I saw most of the movie being played out to apologize for the rape. (See here, she deserved it...and don't you see, she's bad, she's a shrew, she's a whore, she spits at everyone - sometimes for no reason, and she wears makeup and boas. Don't you see?) But then again, I'm sensitive to that kind of thing. The rape was unnecessary to the story, so the film has a whole helluva lot of apologizing to do.

Regardless of that bit of stupidity, the movie is pretty obvious, albeit not totally lame. Clint is very intense. I tried really, really hard to get over the beginning . The rape seems all the more ridiculous because without it he would have been a pretty cool character. I imagine, though, if I must, that The Stranger needed to seem totally despicable - and the townsfolk who allowed and even participated in arranging their guilty little secret had no qualms about letting their women bear the brunt of retribution, so it serves also to further define their despicableness. Okay, maybe I'm focusing on the wrong thing. Sue me. Damned if it wouldn't have been a pretty cool film without that, though - it just ruined the whole thing for me.

Mister Roberts
(John Ford & Mervyn LeRoy, 1955).

Henry Fonda, James Cagney, William Powell and Jack Lemmon are on a cargo ship in the South Pacific during WWII. Their job is tedious and thankless. If that isn't enough, the captain (Cagney) is a petty, ambitious tyrant (the description on the video box, but fitting enough for me to steal).

In the earlier portions of the film, I was concerned. Fonda, who hadn't done any major work in films for six years, was playing it like he was on stage performing for a theater audience. This, perhaps, was because he had played Mister Roberts in the long-running Broadway play. After some time, it seemed like he shaped up - or it may have been the extraordinary supporting cast propping him up.

Regardless, this picture was magnificent in the acting arena. I wish I could say that the writing gave the actors something to chew on, but the story is not the story here. Jack Lemmon, William Powell and James Cagney are the story, especially Lemmon as Ensign Pulver. Just thinking about his look towards Fonda when Fonda is awarded a medal gives me shivers down my spine. And if I had seen this movie before the memorial tribute at the Oscars I would have burst into tears. I watched that scene six times and cried throughout. But you could throw kudos at Powell and Cagney and yes, Fonda, and you could throw them liberally.

Operation Petticoat
(Blake Edwards, 1959).

A World War II captain (Cary Grant) is stuck with a decrepit submarine, and has to take a stranded group of Army nurses onboard. This is a cute little piece of fluff that apparently was made to showcase Tony Curtis' chest and Cary Grant's brilliance delivering droll lines. Not worth it for the chest, definitely worth it for the droll lines. It's cheering to see an older movie where the women weren't (all) made into hapless idiots. I laughed, at Grant, who is, was, and always will be, darling.

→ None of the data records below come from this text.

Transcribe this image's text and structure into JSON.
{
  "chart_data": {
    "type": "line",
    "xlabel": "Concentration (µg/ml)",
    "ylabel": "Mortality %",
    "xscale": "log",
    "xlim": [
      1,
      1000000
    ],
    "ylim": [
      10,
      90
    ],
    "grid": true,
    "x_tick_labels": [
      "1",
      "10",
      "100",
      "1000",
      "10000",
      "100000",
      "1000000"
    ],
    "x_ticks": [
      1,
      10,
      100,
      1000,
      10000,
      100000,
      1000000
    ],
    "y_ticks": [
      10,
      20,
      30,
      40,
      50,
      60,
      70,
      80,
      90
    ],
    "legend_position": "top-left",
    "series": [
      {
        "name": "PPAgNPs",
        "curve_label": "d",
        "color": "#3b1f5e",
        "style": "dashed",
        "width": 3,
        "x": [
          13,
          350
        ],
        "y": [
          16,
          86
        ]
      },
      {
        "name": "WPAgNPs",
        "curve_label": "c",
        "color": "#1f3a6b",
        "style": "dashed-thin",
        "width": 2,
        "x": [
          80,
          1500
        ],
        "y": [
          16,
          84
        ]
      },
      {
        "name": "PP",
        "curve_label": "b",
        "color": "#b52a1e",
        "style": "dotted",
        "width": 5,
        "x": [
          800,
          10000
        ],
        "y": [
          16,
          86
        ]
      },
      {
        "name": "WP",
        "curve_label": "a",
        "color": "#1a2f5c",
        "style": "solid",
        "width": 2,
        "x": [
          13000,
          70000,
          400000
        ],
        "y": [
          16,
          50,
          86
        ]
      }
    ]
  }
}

The Candidate (Michael Ritchie, 1972).

Robert Redford plays a young lawyer working for the poor and disenfranchised, who also happens to be the son of a governor and damn good looking to boot. Peter Boyle plays the campaign manager who molds Redford into a candidate for Senator, and shocks us into the knowledge that Richard Schiff, who plays the communications director on The West Wing, is riffing on Boyle's performance, yet strangely managing to improve on his model.

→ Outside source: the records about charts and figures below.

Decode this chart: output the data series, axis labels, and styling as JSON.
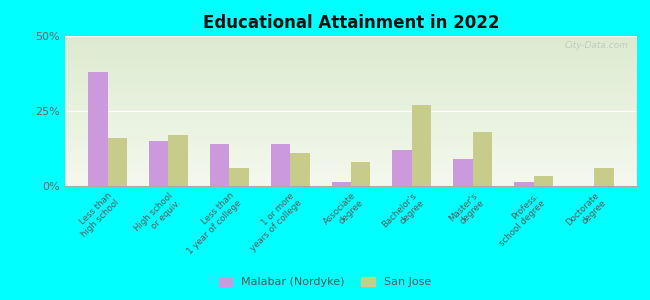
{
  "title": "Educational Attainment in 2022",
  "categories": [
    "Less than\nhigh school",
    "High school\nor equiv.",
    "Less than\n1 year of college",
    "1 or more\nyears of college",
    "Associate\ndegree",
    "Bachelor's\ndegree",
    "Master's\ndegree",
    "Profess.\nschool degree",
    "Doctorate\ndegree"
  ],
  "malabar_values": [
    38,
    15,
    14,
    14,
    1.5,
    12,
    9,
    1.5,
    0
  ],
  "sanjose_values": [
    16,
    17,
    6,
    11,
    8,
    27,
    18,
    3.5,
    6
  ],
  "malabar_color": "#cc99dd",
  "sanjose_color": "#c8cc8a",
  "background_color": "#00ffff",
  "plot_bg": "#eef3e2",
  "ylim": [
    0,
    50
  ],
  "yticks": [
    0,
    25,
    50
  ],
  "ytick_labels": [
    "0%",
    "25%",
    "50%"
  ],
  "legend_malabar": "Malabar (Nordyke)",
  "legend_sanjose": "San Jose",
  "watermark": "City-Data.com",
  "fig_width": 6.5,
  "fig_height": 3.0,
  "dpi": 100
}
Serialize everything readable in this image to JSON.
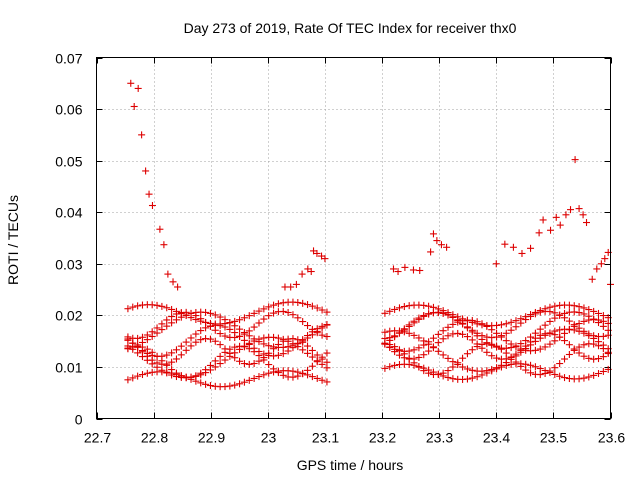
{
  "chart_data": {
    "type": "scatter",
    "title": "Day 273 of 2019, Rate Of TEC Index for receiver thx0",
    "xlabel": "GPS time / hours",
    "ylabel": "ROTI / TECUs",
    "xlim": [
      22.7,
      23.6
    ],
    "ylim": [
      0,
      0.07
    ],
    "xticks": [
      22.7,
      22.8,
      22.9,
      23.0,
      23.1,
      23.2,
      23.3,
      23.4,
      23.5,
      23.6
    ],
    "xtick_labels": [
      "22.7",
      "22.8",
      "22.9",
      "23",
      "23.1",
      "23.2",
      "23.3",
      "23.4",
      "23.5",
      "23.6"
    ],
    "yticks": [
      0,
      0.01,
      0.02,
      0.03,
      0.04,
      0.05,
      0.06,
      0.07
    ],
    "ytick_labels": [
      "0",
      "0.01",
      "0.02",
      "0.03",
      "0.04",
      "0.05",
      "0.06",
      "0.07"
    ],
    "grid": true,
    "marker": "+",
    "marker_color": "#dd0000",
    "series": [
      {
        "name": "ROTI",
        "points": [
          [
            22.76,
            0.065
          ],
          [
            22.766,
            0.0605
          ],
          [
            22.773,
            0.064
          ],
          [
            22.779,
            0.055
          ],
          [
            22.786,
            0.048
          ],
          [
            22.792,
            0.0435
          ],
          [
            22.798,
            0.0413
          ],
          [
            22.811,
            0.0367
          ],
          [
            22.818,
            0.0337
          ],
          [
            22.825,
            0.028
          ],
          [
            22.834,
            0.0265
          ],
          [
            22.842,
            0.0255
          ],
          [
            23.29,
            0.0358
          ],
          [
            23.296,
            0.0345
          ],
          [
            23.304,
            0.0337
          ],
          [
            23.313,
            0.0332
          ],
          [
            23.285,
            0.0323
          ],
          [
            23.22,
            0.029
          ],
          [
            23.228,
            0.0285
          ],
          [
            23.24,
            0.0293
          ],
          [
            23.255,
            0.0288
          ],
          [
            23.266,
            0.0287
          ],
          [
            23.4,
            0.03
          ],
          [
            23.415,
            0.0338
          ],
          [
            23.43,
            0.0332
          ],
          [
            23.445,
            0.032
          ],
          [
            23.46,
            0.033
          ],
          [
            23.475,
            0.036
          ],
          [
            23.482,
            0.0385
          ],
          [
            23.495,
            0.0365
          ],
          [
            23.505,
            0.039
          ],
          [
            23.512,
            0.0375
          ],
          [
            23.522,
            0.0395
          ],
          [
            23.53,
            0.0405
          ],
          [
            23.538,
            0.0502
          ],
          [
            23.545,
            0.0407
          ],
          [
            23.552,
            0.0395
          ],
          [
            23.558,
            0.038
          ],
          [
            23.568,
            0.027
          ],
          [
            23.576,
            0.029
          ],
          [
            23.584,
            0.03
          ],
          [
            23.59,
            0.031
          ],
          [
            23.596,
            0.0322
          ],
          [
            23.6,
            0.026
          ],
          [
            23.08,
            0.0325
          ],
          [
            23.086,
            0.032
          ],
          [
            23.094,
            0.0315
          ],
          [
            23.1,
            0.031
          ],
          [
            23.07,
            0.029
          ],
          [
            23.076,
            0.0285
          ],
          [
            23.06,
            0.028
          ],
          [
            23.05,
            0.026
          ],
          [
            23.04,
            0.0255
          ],
          [
            23.03,
            0.0255
          ]
        ],
        "tracks": [
          {
            "t0": 22.755,
            "t1": 23.105,
            "base": 0.0075,
            "amp": 0.0015,
            "period": 0.22,
            "phase": 0.0,
            "slope": 0.01
          },
          {
            "t0": 22.755,
            "t1": 23.105,
            "base": 0.011,
            "amp": 0.003,
            "period": 0.18,
            "phase": 1.0,
            "slope": 0.0
          },
          {
            "t0": 22.755,
            "t1": 23.105,
            "base": 0.013,
            "amp": 0.0025,
            "period": 0.15,
            "phase": 2.1,
            "slope": 0.0
          },
          {
            "t0": 22.755,
            "t1": 23.105,
            "base": 0.015,
            "amp": 0.003,
            "period": 0.2,
            "phase": 3.0,
            "slope": 0.005
          },
          {
            "t0": 22.755,
            "t1": 23.105,
            "base": 0.018,
            "amp": 0.0025,
            "period": 0.17,
            "phase": 4.2,
            "slope": 0.01
          },
          {
            "t0": 22.755,
            "t1": 23.105,
            "base": 0.02,
            "amp": 0.002,
            "period": 0.25,
            "phase": 0.7,
            "slope": 0.02
          },
          {
            "t0": 22.755,
            "t1": 23.105,
            "base": 0.017,
            "amp": 0.0035,
            "period": 0.28,
            "phase": 5.0,
            "slope": 0.01
          },
          {
            "t0": 22.755,
            "t1": 23.105,
            "base": 0.012,
            "amp": 0.004,
            "period": 0.3,
            "phase": 2.6,
            "slope": -0.01
          },
          {
            "t0": 23.205,
            "t1": 23.605,
            "base": 0.009,
            "amp": 0.0015,
            "period": 0.2,
            "phase": 0.5,
            "slope": 0.005
          },
          {
            "t0": 23.205,
            "t1": 23.605,
            "base": 0.0115,
            "amp": 0.003,
            "period": 0.18,
            "phase": 1.6,
            "slope": 0.0
          },
          {
            "t0": 23.205,
            "t1": 23.605,
            "base": 0.014,
            "amp": 0.0025,
            "period": 0.16,
            "phase": 2.9,
            "slope": 0.0
          },
          {
            "t0": 23.205,
            "t1": 23.605,
            "base": 0.016,
            "amp": 0.003,
            "period": 0.22,
            "phase": 3.7,
            "slope": 0.005
          },
          {
            "t0": 23.205,
            "t1": 23.605,
            "base": 0.018,
            "amp": 0.0025,
            "period": 0.19,
            "phase": 4.8,
            "slope": 0.01
          },
          {
            "t0": 23.205,
            "t1": 23.605,
            "base": 0.02,
            "amp": 0.002,
            "period": 0.26,
            "phase": 0.2,
            "slope": 0.0
          },
          {
            "t0": 23.205,
            "t1": 23.605,
            "base": 0.013,
            "amp": 0.004,
            "period": 0.3,
            "phase": 1.2,
            "slope": 0.01
          },
          {
            "t0": 23.205,
            "t1": 23.605,
            "base": 0.017,
            "amp": 0.0035,
            "period": 0.24,
            "phase": 5.5,
            "slope": 0.005
          }
        ],
        "track_step": 0.0085
      }
    ]
  }
}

Notable aspects of the film include its 70s fashions of clothing and home decor that makes you long for that era, a performance from Redford that is fine in more than just the moments when his shirts and sweaters are stretched nicely over his muscles, and a line from Melvyn Douglas that sums up everything: When the union dude says about Redford, "He won't win." or something like that, Douglas laughs knowingly and says, "Of course he'll win, he's cute." God, I wish that wasn't true - but it is.